Schnittstellenkommunikation Teil 3

Eine Führung, mehrere Standorte

Auf zwei Hochzeiten kann man (bekanntlich) nicht tanzen. Aber wie führt man eigentlich, wenn man als PraxischefIn mehrere Standorte hat? Je nach Praxissystem entsteht im Team mehr oder weniger Dynamik. Am Ende geht es darum, ein neues, größeres „Wir“ zu schaffen, so dass die Mitarbeitenden auf Dauer konstruktiv und zufrieden zusammenarbeiten.

Jede Praxis hat in der Regel ihre eigene Kultur. Im Laufe der Zeit entwickeln sich Muster und Strukturen , die das Verhalten aller Praxismitglieder unbewusst prägen und formen. Diese Praxiskultur vermittelt das Gefühl von Zugehörigkeit: „So ist das bei uns!“ Und schafft auch ein Stück Sicherheit. Kommt nun eine neue Praxis dazu, wird diese ebenfalls ihre eigene Kultur entwickeln – und das bedeutet eventuell: Das sind „die anderen“.
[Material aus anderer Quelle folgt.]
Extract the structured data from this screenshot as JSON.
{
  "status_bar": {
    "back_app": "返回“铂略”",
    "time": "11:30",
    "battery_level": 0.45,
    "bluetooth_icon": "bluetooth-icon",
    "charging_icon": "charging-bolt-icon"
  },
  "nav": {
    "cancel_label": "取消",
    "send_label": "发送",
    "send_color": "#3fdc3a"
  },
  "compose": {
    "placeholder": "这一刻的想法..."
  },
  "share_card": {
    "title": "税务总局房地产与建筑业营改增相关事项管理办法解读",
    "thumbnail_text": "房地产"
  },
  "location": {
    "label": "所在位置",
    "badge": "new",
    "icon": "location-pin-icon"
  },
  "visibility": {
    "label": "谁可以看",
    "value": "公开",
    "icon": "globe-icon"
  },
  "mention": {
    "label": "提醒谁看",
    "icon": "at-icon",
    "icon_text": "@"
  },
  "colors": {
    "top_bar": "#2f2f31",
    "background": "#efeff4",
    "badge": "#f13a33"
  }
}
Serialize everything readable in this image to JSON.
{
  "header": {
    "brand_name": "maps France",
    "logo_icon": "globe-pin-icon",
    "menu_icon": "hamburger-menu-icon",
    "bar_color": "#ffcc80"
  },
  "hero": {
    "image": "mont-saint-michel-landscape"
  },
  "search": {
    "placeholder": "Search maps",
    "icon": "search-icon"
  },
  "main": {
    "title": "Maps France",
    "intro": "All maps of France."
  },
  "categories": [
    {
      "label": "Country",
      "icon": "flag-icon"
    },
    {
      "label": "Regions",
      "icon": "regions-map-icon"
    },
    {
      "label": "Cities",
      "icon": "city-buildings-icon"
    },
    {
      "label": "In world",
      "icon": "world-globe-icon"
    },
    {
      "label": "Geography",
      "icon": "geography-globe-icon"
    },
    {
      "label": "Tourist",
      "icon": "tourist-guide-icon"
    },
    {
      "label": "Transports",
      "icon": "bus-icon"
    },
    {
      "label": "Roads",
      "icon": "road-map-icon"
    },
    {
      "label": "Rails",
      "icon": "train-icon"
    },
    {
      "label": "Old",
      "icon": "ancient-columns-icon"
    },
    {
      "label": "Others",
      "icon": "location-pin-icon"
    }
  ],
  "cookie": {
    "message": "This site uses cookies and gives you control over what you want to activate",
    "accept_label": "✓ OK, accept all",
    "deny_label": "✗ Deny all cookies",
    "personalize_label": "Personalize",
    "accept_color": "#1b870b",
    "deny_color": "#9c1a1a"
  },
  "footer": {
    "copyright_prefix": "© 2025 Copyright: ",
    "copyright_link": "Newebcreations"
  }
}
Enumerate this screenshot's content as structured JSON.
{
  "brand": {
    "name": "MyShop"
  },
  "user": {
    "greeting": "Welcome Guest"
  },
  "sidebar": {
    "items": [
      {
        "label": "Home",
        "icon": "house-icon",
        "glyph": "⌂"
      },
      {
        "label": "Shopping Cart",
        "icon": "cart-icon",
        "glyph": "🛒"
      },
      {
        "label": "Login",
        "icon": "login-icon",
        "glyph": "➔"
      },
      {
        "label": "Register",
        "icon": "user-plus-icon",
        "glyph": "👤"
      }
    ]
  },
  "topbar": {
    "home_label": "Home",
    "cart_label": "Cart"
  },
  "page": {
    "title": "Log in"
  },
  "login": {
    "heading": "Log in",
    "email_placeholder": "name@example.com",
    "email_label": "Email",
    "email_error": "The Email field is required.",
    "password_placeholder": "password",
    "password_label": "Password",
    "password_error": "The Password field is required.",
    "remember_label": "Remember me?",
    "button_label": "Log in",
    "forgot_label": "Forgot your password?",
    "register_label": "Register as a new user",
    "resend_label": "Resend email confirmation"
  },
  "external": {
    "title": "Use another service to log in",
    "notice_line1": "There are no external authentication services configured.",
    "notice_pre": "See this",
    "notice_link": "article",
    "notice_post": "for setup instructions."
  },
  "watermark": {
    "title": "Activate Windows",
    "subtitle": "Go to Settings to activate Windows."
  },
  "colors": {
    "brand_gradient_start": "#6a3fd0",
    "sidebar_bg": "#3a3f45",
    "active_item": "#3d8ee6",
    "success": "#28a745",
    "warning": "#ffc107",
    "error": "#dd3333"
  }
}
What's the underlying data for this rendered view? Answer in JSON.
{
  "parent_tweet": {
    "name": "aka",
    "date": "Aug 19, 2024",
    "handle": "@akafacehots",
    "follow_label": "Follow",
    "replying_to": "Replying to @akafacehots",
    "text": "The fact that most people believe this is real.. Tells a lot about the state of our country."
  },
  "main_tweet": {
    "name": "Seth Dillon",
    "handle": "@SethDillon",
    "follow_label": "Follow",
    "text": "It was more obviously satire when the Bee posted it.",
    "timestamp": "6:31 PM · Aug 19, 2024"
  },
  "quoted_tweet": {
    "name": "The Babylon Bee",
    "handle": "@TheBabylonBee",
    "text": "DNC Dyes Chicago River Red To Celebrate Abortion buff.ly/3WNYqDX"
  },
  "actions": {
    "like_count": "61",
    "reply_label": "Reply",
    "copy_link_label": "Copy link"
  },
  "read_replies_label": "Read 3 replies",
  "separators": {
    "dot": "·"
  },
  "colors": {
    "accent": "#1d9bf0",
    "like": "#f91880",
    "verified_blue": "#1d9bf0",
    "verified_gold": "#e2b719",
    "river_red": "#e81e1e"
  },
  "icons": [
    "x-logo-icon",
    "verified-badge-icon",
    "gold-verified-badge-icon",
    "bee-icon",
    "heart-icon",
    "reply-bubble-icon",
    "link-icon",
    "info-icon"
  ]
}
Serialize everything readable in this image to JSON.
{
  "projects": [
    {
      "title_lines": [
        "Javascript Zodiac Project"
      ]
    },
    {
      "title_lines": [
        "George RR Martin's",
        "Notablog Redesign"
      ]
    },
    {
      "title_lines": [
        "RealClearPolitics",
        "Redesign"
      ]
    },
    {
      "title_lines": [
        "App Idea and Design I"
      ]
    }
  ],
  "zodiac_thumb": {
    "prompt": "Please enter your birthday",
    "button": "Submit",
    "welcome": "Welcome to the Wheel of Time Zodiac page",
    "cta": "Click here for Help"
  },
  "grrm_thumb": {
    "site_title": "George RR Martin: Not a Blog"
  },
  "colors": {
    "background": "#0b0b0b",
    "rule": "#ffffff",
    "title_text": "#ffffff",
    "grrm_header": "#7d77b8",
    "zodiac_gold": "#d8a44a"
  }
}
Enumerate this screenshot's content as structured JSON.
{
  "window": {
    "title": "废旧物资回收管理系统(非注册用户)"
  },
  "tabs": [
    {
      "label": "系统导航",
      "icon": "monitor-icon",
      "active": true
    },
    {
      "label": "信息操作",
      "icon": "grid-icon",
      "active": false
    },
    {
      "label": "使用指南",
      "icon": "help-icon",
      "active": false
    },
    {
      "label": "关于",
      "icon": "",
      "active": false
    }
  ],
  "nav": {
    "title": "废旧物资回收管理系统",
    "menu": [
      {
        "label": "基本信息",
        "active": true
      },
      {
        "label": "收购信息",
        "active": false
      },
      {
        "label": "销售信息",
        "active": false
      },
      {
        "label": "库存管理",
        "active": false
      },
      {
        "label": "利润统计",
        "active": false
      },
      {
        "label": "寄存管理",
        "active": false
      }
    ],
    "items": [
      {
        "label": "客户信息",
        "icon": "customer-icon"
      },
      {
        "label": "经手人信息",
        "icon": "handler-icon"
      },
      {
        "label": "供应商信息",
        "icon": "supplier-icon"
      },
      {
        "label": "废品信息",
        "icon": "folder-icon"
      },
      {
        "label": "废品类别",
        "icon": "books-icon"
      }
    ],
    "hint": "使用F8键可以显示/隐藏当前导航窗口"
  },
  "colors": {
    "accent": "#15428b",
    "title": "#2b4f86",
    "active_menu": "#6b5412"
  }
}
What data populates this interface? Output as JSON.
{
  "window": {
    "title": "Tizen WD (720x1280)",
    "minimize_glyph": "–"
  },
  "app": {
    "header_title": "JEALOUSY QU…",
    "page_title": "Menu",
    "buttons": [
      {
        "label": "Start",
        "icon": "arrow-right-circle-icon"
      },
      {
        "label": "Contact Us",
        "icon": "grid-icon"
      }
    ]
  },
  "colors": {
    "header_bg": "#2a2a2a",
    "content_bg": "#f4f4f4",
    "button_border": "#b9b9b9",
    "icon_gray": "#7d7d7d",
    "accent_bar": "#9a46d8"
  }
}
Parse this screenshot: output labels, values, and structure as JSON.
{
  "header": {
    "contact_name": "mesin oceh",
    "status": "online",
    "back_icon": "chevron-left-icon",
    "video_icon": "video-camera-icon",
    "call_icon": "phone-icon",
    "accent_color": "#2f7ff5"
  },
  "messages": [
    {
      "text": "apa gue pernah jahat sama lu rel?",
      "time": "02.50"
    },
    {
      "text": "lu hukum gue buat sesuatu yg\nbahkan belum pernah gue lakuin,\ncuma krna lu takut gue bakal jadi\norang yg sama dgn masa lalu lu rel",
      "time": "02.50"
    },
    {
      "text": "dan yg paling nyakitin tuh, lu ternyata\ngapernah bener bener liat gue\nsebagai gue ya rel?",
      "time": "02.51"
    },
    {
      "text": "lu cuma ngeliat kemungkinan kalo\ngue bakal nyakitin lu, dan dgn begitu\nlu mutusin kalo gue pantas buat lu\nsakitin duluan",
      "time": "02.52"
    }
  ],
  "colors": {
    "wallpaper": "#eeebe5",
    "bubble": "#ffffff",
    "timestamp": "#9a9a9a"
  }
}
Die Mitglieder aus der Ursprungspraxis haben selbstverständlich das Gefühl, schon länger da zu sein und es so zu machen, wie die Chefin oder der Chef es haben will. Wenn irgendwann Zweigstellen in ein Praxissystem integriert werden, entstehen automatisch Fragen bei den Mitarbeitenden in der Ursprungspraxis: Warum macht die Chefin / der Chef das? Wer sind wir jetzt? Wer sind die anderen? Reicht das nicht, was wir hier machen? Müssen wir etwa „da rüber“ und ab und zu dort arbeiten? Oder kommen die auch hierher? Nimmt mir vielleicht jemand meine Rolle und Privilegien weg? Die Integration gelingt umso leichter, wenn der/die PraxisinhaberIn sich schon vorher mit diesen Fragen beschäftigt hat.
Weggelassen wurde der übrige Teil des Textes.